11/08/2025 francesoir.fr  7min #286961

La Dermatose Nodulaire Contagieuse (Dnc) en France : une crise sanitaire et économique sous tension

Le Collectif citoyen, France-Soir

La Dermatose Nodulaire Contagieuse (DNC) en France : une crise sanitaire et économique sous tension

Francescopitarresi Pixabay

Depuis l'été 2025, la France fait face à une nouvelle crise sanitaire dans ses élevages bovins : la dermatose nodulaire contagieuse (DNC), une maladie virale qui touche les vaches. Apparue pour la première fois en Savoie le 29 juin 2025, elle s'est rapidement propagée, avec 71 foyers recensés dans 37 élevages au 9 août. Cette situation a entraîné des mesures drastiques, notamment l'abattage de 1 500 à 2 000 animaux sur les 170 000 bovins de la région, ainsi qu'une campagne de vaccination massive. Mais cette stratégie, décidée par les autorités françaises, soulève de nombreuses questions, tant sur le plan sanitaire qu'économique et éthique.

Qu'est-ce que la DNC ?

La DNC, ou « Lumpy Skin Disease » en anglais, est une maladie virale qui affecte uniquement les bovins (vaches, zébus, buffles) et parfois certains ruminants sauvages. Elle n'est pas transmissible à l'humain, ce qui est rassurant pour la santé publique. Causée par un virus de la famille des Poxviridae, elle se manifeste par de la fièvre, une perte de poids, une baisse de la production de lait, et surtout l'apparition de nodules douloureux sur la peau. Dans les cas graves, ces nodules peuvent entraîner des complications comme des infections secondaires, des pneumonies ou des avortements. Bien que le taux de mortalité soit faible (1 à 5 %, jusqu'à 40 % chez les jeunes), la maladie peut causer des pertes économiques importantes en raison de la baisse de production et des restrictions commerciales.
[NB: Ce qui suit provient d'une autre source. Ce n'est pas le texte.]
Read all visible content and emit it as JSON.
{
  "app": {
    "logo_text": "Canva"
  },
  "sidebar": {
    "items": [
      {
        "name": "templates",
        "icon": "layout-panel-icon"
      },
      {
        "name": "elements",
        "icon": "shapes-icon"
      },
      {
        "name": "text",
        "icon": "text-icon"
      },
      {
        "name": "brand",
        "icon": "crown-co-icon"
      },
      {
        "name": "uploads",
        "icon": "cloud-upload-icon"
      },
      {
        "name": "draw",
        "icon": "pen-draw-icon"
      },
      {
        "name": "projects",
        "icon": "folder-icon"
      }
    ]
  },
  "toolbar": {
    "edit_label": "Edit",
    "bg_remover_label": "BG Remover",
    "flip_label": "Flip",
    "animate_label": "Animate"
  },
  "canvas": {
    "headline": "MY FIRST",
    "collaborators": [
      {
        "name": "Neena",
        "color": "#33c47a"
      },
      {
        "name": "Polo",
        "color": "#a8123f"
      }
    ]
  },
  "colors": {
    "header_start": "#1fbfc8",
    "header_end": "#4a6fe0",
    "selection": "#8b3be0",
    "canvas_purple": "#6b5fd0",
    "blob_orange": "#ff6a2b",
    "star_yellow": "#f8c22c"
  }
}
Le virus se transmet principalement par des insectes piqueurs, comme les mouches d'étables, les taons ou les moustiques, qui transportent le virus après avoir piqué un animal infecté. Il peut aussi se propager par le sperme, le lait ou les sécrétions nasales, mais la transmission par contact direct entre animaux serait plus rare. En France, la DNC serait arrivée depuis l'Italie ou le Maghreb, probablement via des insectes ou l'importation d'un bovin infecté.
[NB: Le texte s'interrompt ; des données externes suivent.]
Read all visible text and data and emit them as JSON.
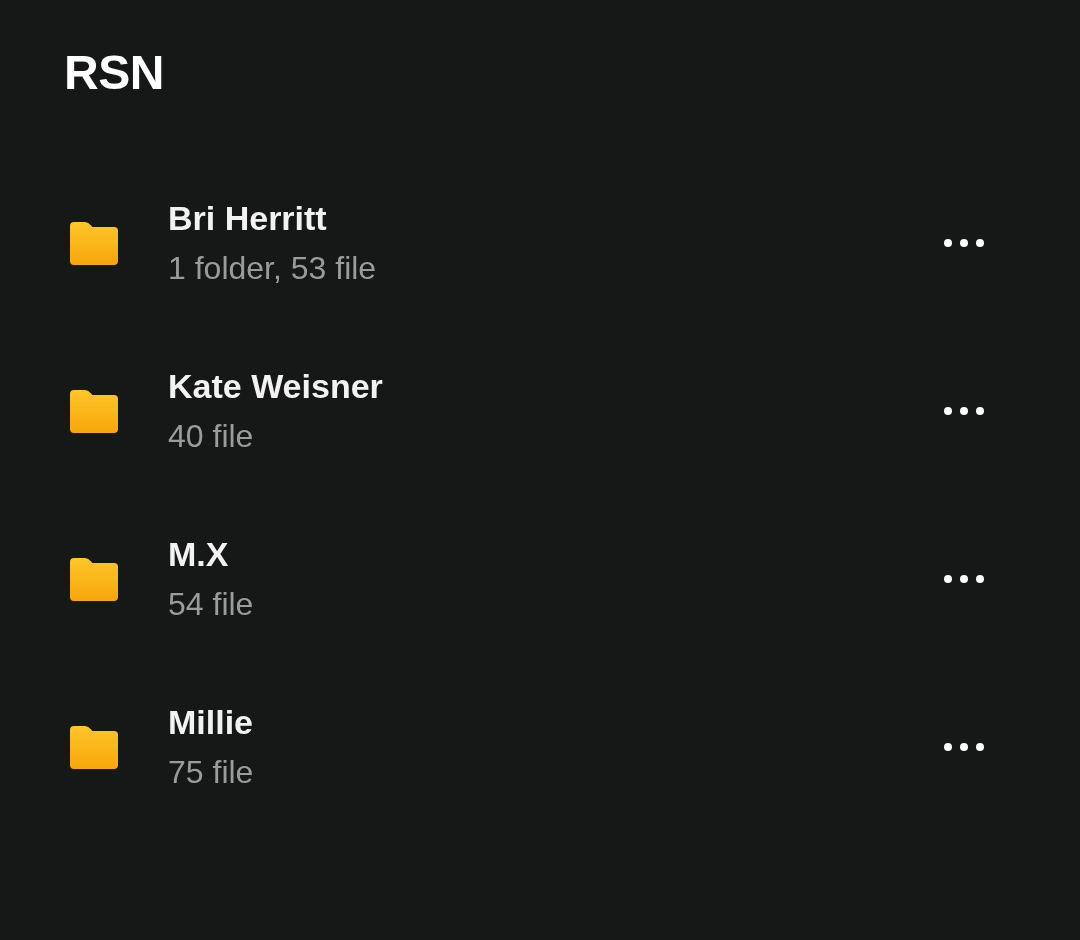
{
  "title": "RSN",
  "folders": [
    {
      "name": "Bri Herritt",
      "details": "1 folder, 53 file"
    },
    {
      "name": "Kate Weisner",
      "details": "40 file"
    },
    {
      "name": "M.X",
      "details": "54 file"
    },
    {
      "name": "Millie",
      "details": "75 file"
    }
  ]
}
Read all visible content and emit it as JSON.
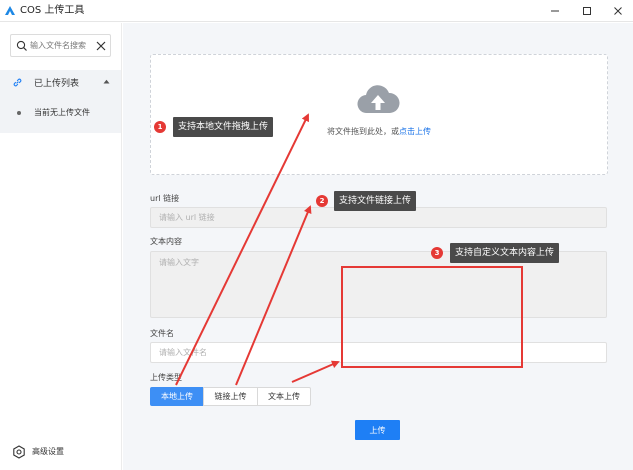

Une réponse française controversée : l'abattage systématique

Face à cette épidémie, la France a opté pour une stratégie stricte : l'abattage total des troupeaux dès qu'un seul animal est testé positif, même s'il ne présente aucun symptôme. Cette mesure, validée par le ministère de l'Agriculture et des organismes comme l'ANSES, repose sur trois axes :

  1. Abattage total des troupeaux infectés.
  2. Zones réglementées avec surveillance renforcée et restrictions de mouvements.
  3. Vaccination obligatoire dans un rayon de 50 km autour des foyers. Depuis le 18 juillet, un tiers des 310 000 bovins de la zone réglementée en Savoie et Haute-Savoie ont été vaccinés. Cependant, l'abattage systématique, qui concerne environ 1 % du cheptel savoyard, suscite une vive polémique. En effet, les règlements européens (UE 2016, 2018, 2023) classent la DNC comme une maladie de catégorie A, exigeant une éradication rapide, mais ils n'imposent pas l'abattage total.
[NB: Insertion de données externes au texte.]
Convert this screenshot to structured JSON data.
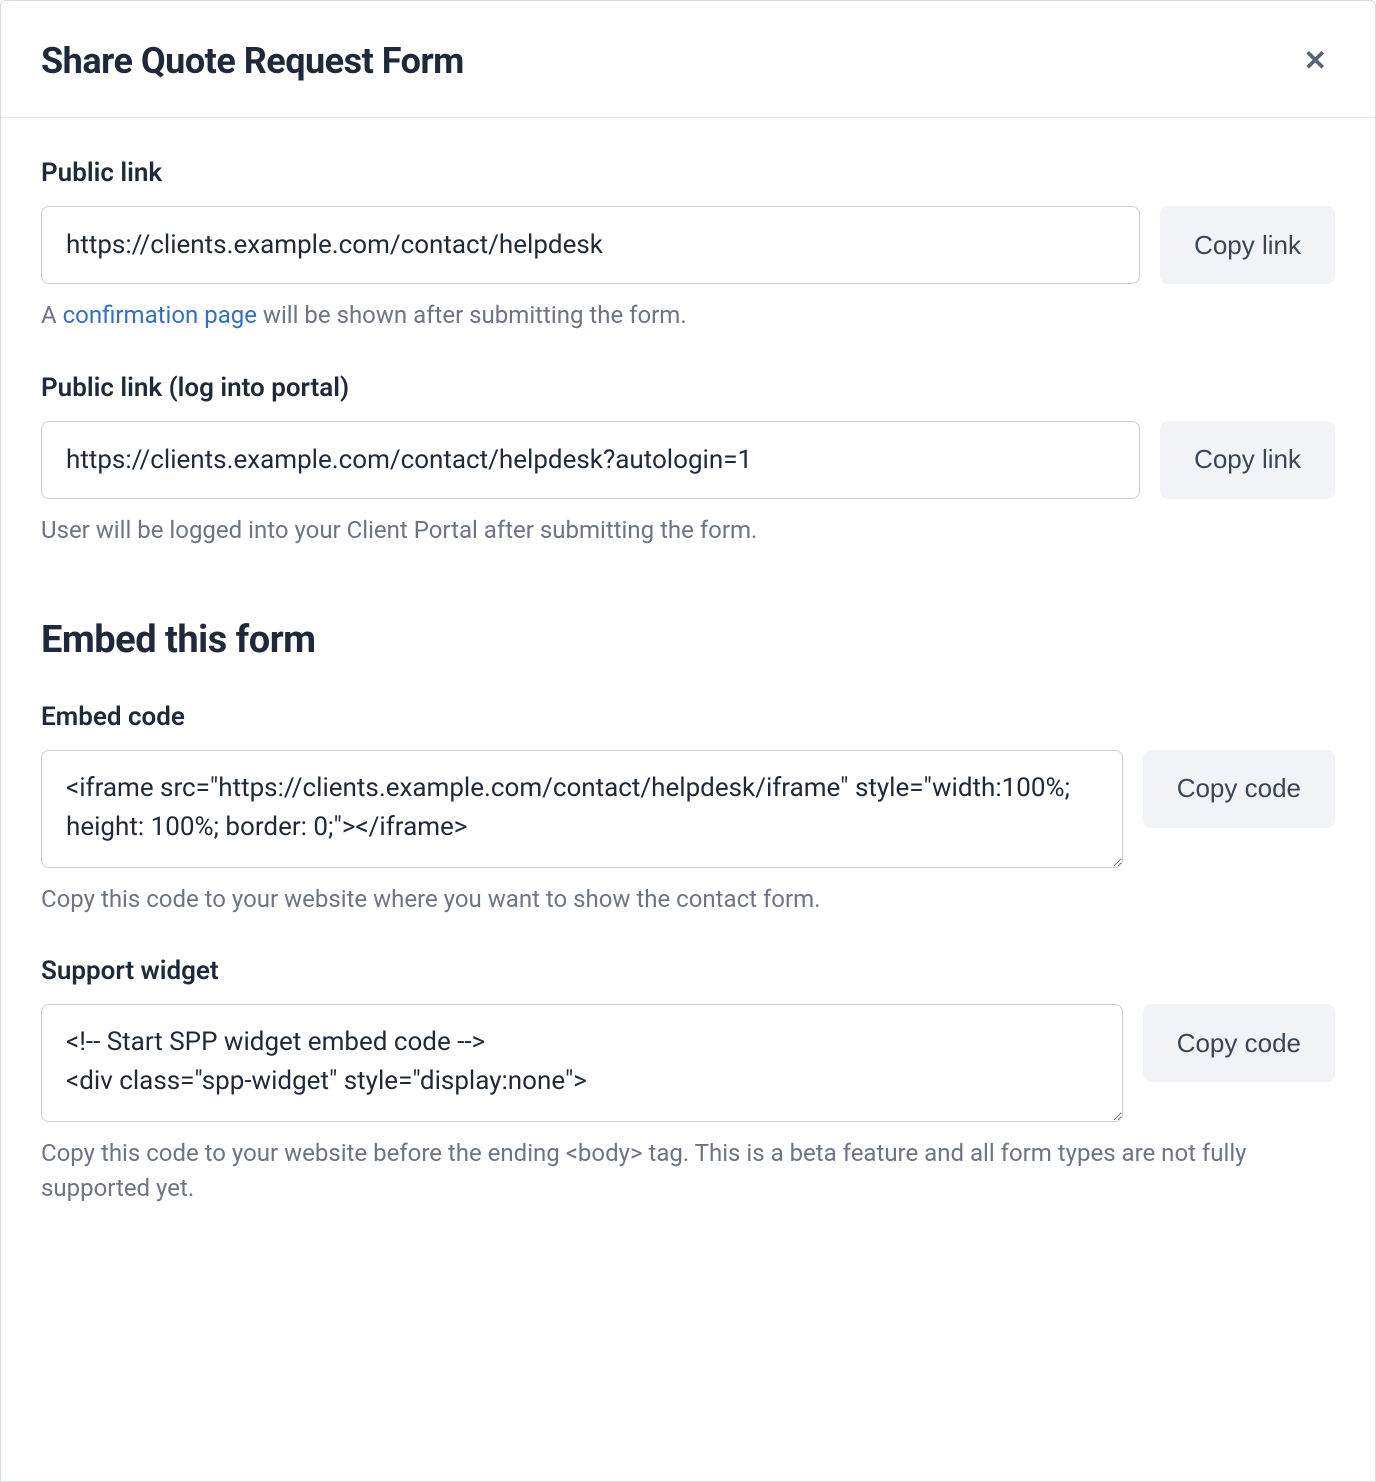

Des dérogations existent, permettant de vacciner en urgence ou d'épargner les animaux sains après une évaluation des risques. Pourtant, la France a choisi une approche radicale, contrairement à d'autres pays comme l'Italie, où seulement 18 % des animaux des troupeaux touchés en Sardaigne et en Lombardie ont été abattus.

Pourquoi un tel choix ?

La décision française s'explique principalement par des enjeux économiques. La France, leader européen en cheptel bovin avec 16,4 millions de têtes en 2025, dépend fortement de l'exportation de bovins vivants et de produits transformés (viande, lait, cuirs) vers l'Italie, la Turquie ou l'Asie. Une zone déclarée infectée perd son statut "indemne", ce qui entraîne des restrictions commerciales pendant 2 à 3 ans. L'abattage total vise à éradiquer rapidement la maladie pour préserver ces marchés. Cependant, cette stratégie a un coût humain et économique pour les éleveurs : perte de troupeaux, parfois fruit de décennies de sélection génétique, et un choc psychologique nécessitant un soutien spécifique.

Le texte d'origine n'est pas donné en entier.